COQ4 mutations cause a broad spectrum of mitochondrial disorders associated with CoQ10 deficiency

Abstract

Primary coenzyme Q10 (CoQ10) deficiencies are rare, clinically heterogeneous disorders caused by mutations in several genes encoding proteins involved in CoQ10 biosynthesis. CoQ10 is an essential component of the electron transport chain (ETC), where it shuttles electrons from complex I or II to complex III. By whole-exome sequencing, we identified five individuals carrying biallelic mutations in COQ4. The precise function of human COQ4 is not known, but it seems to play a structural role in stabilizing a multiheteromeric complex that contains most of the CoQ10 biosynthetic enzymes. The clinical phenotypes of the five subjects varied widely, but four had a prenatal or perinatal onset with early fatal outcome. Two unrelated individuals presented with severe hypotonia, bradycardia, respiratory insufficiency, and heart failure; two sisters showed antenatal cerebellar hypoplasia, neonatal respiratory-distress syndrome, and epileptic encephalopathy. The fifth subject had an early-onset but slowly progressive clinical course dominated by neurological deterioration with hardly any involvement of other organs. All available specimens from affected subjects showed reduced amounts of CoQ10 and often displayed a decrease in CoQ10-dependent ETC complex activities. The pathogenic role of all identified mutations was experimentally validated in a recombinant yeast model; oxidative growth, strongly impaired in strains lacking COQ4, was corrected by expression of human wild-type COQ4 cDNA but failed to be corrected by expression of COQ4 cDNAs with any of the mutations identified in affected subjects. COQ4 mutations are responsible for early-onset mitochondrial diseases with heterogeneous clinical presentations and associated with CoQ10 deficiency.

Figure 1

Pedigrees of Investigated Families and COQ4 Structure and Conservation of Identified Mutations (A) Pedigrees of four families affected by mutations in COQ4. The mutation status of affected and unaffected family members is indicated by closed and open symbols, respectively. (B) COQ4 structure showing the identified mutations. The structure of the gene product, COQ4, is also shown with known domains and localization and conservation of amino acid residues affected by the mutations. Intronic regions are not drawn to scale.

Figure 2

Biochemical Studies in COQ4 Mutant Muscle and Fibroblasts (A) CoQ₁₀ in muscle from affected subjects S1 and S3–S5 is reported as a percentage of the mean of control values (the analyses were performed in different laboratories, and the reference values are diverse; see text). Data are reported after normalization to protein content or CS activity. (B) Maximal respiration rate (MRR) measured in fibroblasts from subjects S1, S4, and S5; MRR values are expressed as percentages of MRR values obtained in control fibroblasts. The graphs represent the mean values from two independent experiments, each with six to eight replicates.
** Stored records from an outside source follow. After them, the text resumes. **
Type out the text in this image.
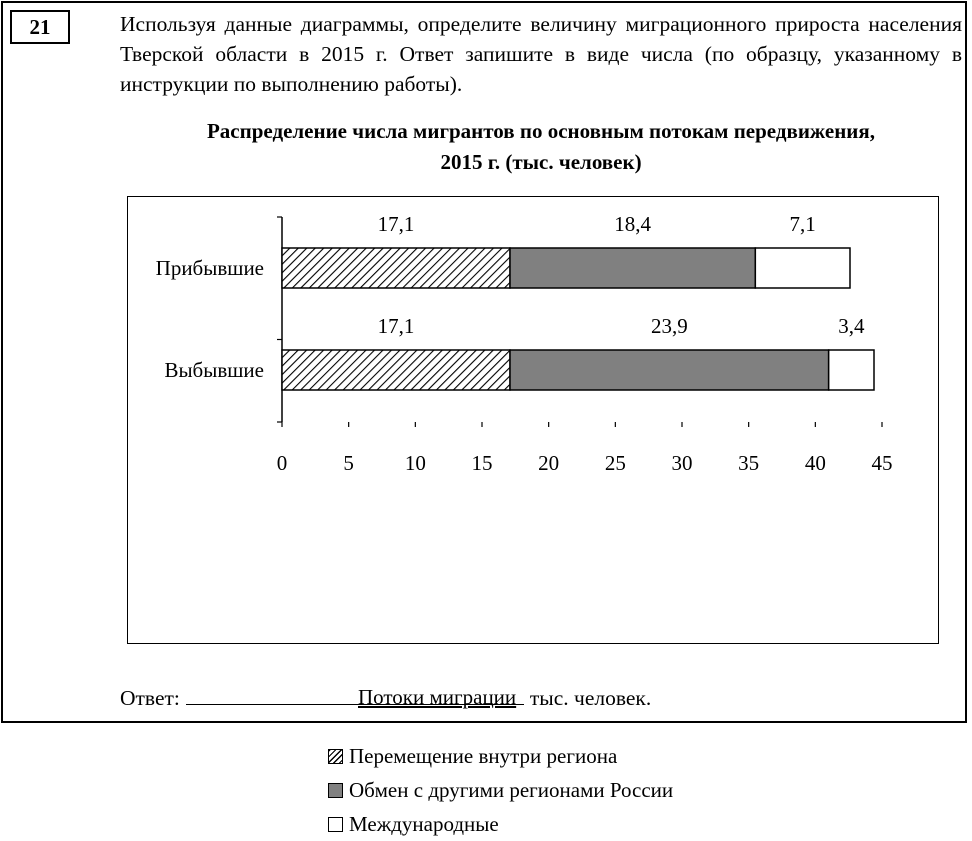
21	Используя данные диаграммы, определите величину миграционного прироста населения Тверской области в 2015 г. Ответ запишите в виде числа (по образцу, указанному в инструкции по выполнению работы).

Распределение числа мигрантов по основным потокам передвижения,
2015 г. (тыс. человек)
0	5 10 15 20 25 30 35 40 45
Прибывшие
Выбывшие
17,1	18,4	7,1
17,1	23,9	3,4
Потоки миграции
Перемещение внутри региона
Обмен с другими регионами России
Международные
Ответ:	тыс. человек.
Error bars represent the SD. (C) Immunoblot analysis of COQ4 in fibroblasts from subjects S1, S4, and S5 and control individuals (Ct). Arrowheads indicate the band corresponding to COQ4. An antibody against tubulin was used as a loading control.

Figure 3

Yeast Studies (A) Glycerol (YPG) growth of transformed ΔCOQ4 yeast with the different mutated versions of human COQ4 (pYES2.1, empty vector; hCOQ4, pYES:hCOQ4^WT; yCOQ4, pYES:yCOQ4^WT; c.433C>G, pYES:hcoq4^p.Arg145Gly; c.421C>T, pYES:hcoq4^p.Arg141∗; c.718C>T, pYES:hcoq4^p.Arg240Cys; c.155T>C, pYES:hcoq4^p.Leu52Ser; c.521_523delCCA, pYES:hcoq4^p.Thr174del; c.190C>T, pYES:hcoq4^p.Pro64Ser; c.155T>C and c.521_523delCCA, pYES:hcoq4^{p.Leu52Ser/p.Thr174del}; and c.421C>T and c.718C>T, pYES:hcoq4^{p.Arg141∗/p.Arg240Cys}). WT indicates the wild-type yeast transformed with the YES2.1 empty vector. Cells were grown in selective medium for 16 hr, induced in galactose for 4 hr, and inoculated in YPG at 0.1 U of optical density (OD) at 600 nm. Growth at 30°C was monitored over 5 days by measurement of OD cultures at 600 nm. (B) Yeast mitochondrial CoQ₆ levels. Purified mitochondria lipid extraction and high-performance-liquid-chromatography quantification of CoQ₆ was performed in the ΔCOQ4 strain transformed with the empty vector (pYES2.1), WT yeast (yCOQ4), or human (hCOQ4) or hcoq4^p.Arg145Gly (c.433C>G) COQ4 genes. A WT strain transformed with the empty vector was included as a positive control. Error bars represent the SD.